Senators Reintroduce Bill Setting Minimum Age for Using Social Media

Sens. Ted Cruz (R-Texas) and Brian Schatz (D-Hawaii) are leading a group of bipartisan senators reintroducing a bill that would limit kids’ social media use by setting a minimum age for users and restricting access to the sites in schools. Schatz originally introduced a version of the legislation, called the Kids Off Social Media Act, in spring 2023.

Judge Hears Closing Arguments in U.S. Antitrust Case Against Google

The judge overseeing a landmark U.S. antitrust challenge to Google tried to poke holes in both sides’ cases during closing arguments as he weighed a ruling that could reshape the technology industry. Judge Amit P. Mehta was presiding over the first day of closing arguments in the most consequential tech antitrust case since the U.S. government sued Microsoft in the late 1990s.

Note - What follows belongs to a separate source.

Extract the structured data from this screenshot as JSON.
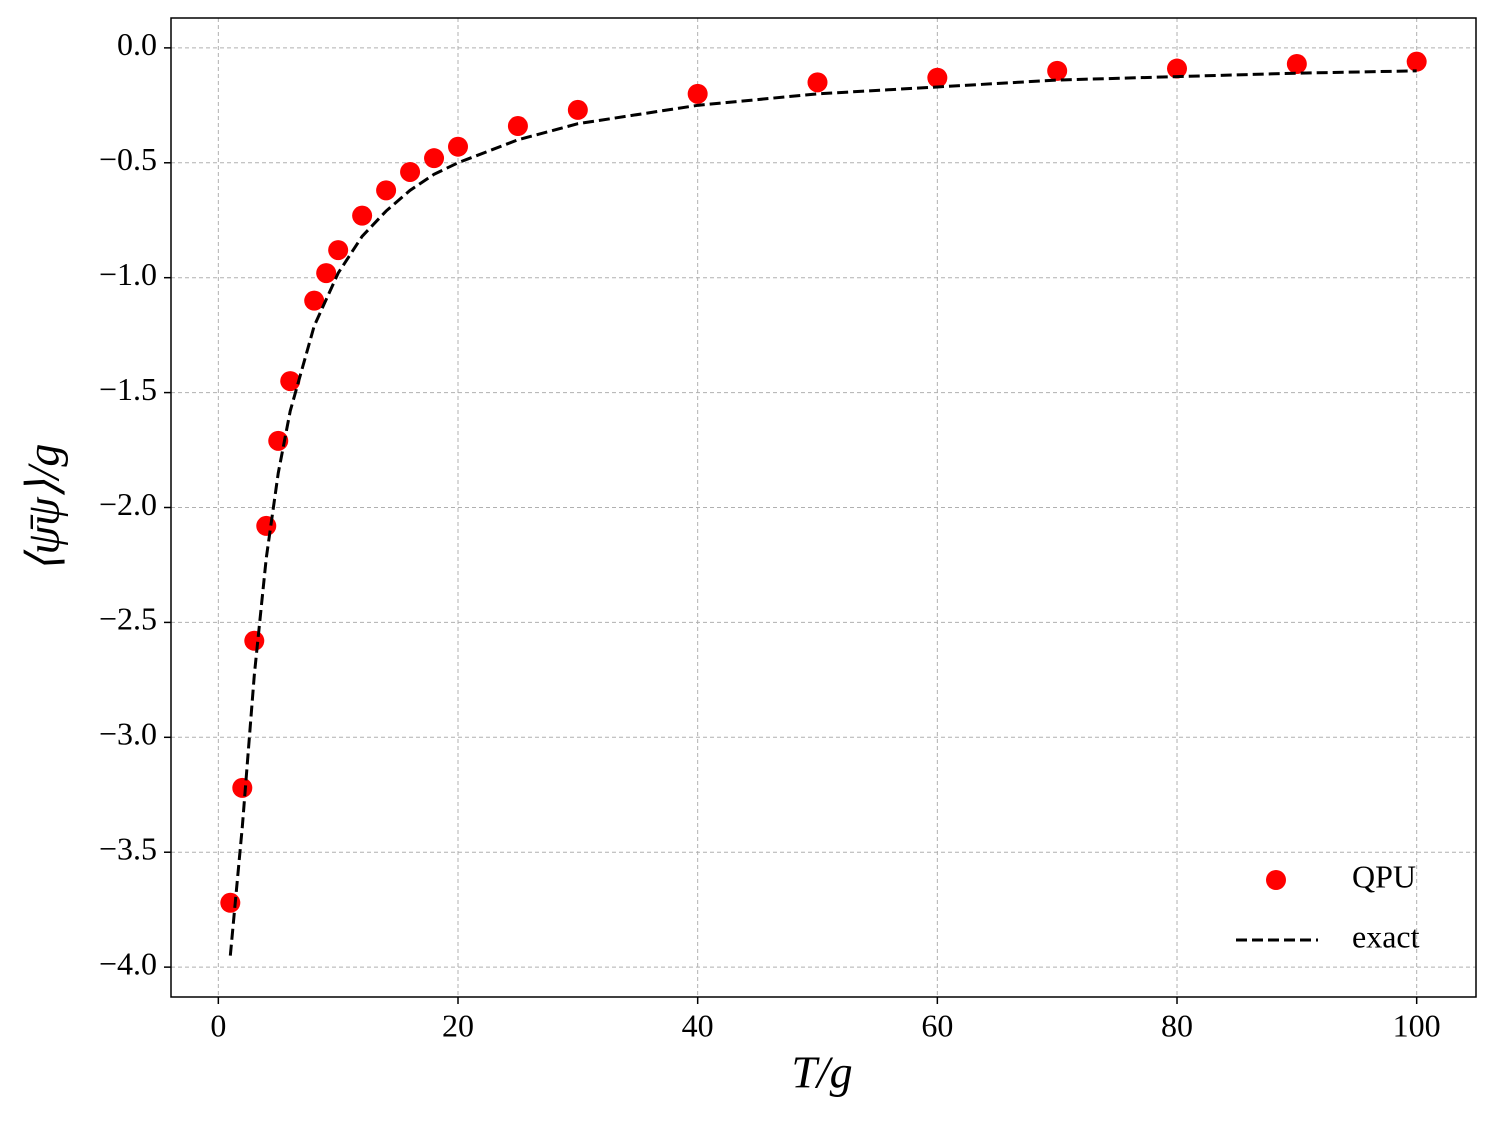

Eight Newspapers Sue OpenAI, Microsoft for Illegally Using Their Articles

Eight daily newspapers owned by Alden Global Capital sued OpenAI and Microsoft, accusing the tech companies of illegally using news articles to power their A.I. chatbots. The publications — The New York Daily News, The Chicago Tribune, The Orlando Sentinel, The Sun Sentinel of Florida, The San Jose Mercury News, The Denver Post, The Orange County Register and The St. Paul Pioneer Press — filed the complaint in federal court in the U.S. Southern District of New York.

Meta Plans to Reduce Number of Staff Working on Oversight Board

Meta’s company-funded oversight body is planning to trim its workforce, a downsizing effort that could affect the board’s ability to police the world’s largest social media network. Meta’s Oversight Board, an independent collection of academics, experts and lawyers who oversee the social media giant’s thorny content decisions, told some employees that their jobs were at risk of being cut, according to people familiar with the matter who spoke on the condition of anonymity to discuss internal matters.

FCC Votes to Restore Net Neutrality Regulations Repealed Under Trump

The Federal Communications Commission voted to restore regulations that expand government oversight of broadband providers and aim to protect consumer access to the internet, a move that will reignite a long-running battle over the open internet. Known as net neutrality, the regulations were first put in place nearly a decade ago under the Obama administration and are aimed at preventing internet service providers like Verizon or Comcast from blocking or degrading the delivery of services from competitors like Netflix and YouTube.

Biden Signs Bill Giving TikTok Nine Months to Divest or Face Ban

President Joe Biden signed a foreign aid package that includes a bill that would ban TikTok if China-based parent company ByteDance fails to divest the app within a year. The divest-or-ban bill is now law, starting the clock for ByteDance to make its move. The company has an initial nine months to sort out a deal, though the president could extend that another three months if he sees progress.

TikTok Vows Lawsuit if U.S. Bill Forcing Ban or Divestiture Becomes Law

TikTok told employees it will fight in the courts if a U.S. bill forcing a ban or divestiture of the Chinese-owned app is signed into law, as one of the world’s most valuable technology businesses tries to fend off an existential crisis in its most important market. “This is an unprecedented deal worked out between the Republican Speaker and President Biden,” Michael Beckerman, TikTok’s head of public policy for the Americas, said in a memo to TikTok’s U.S. staff. “At the stage that the bill is signed, we will move to the courts for a legal challenge.”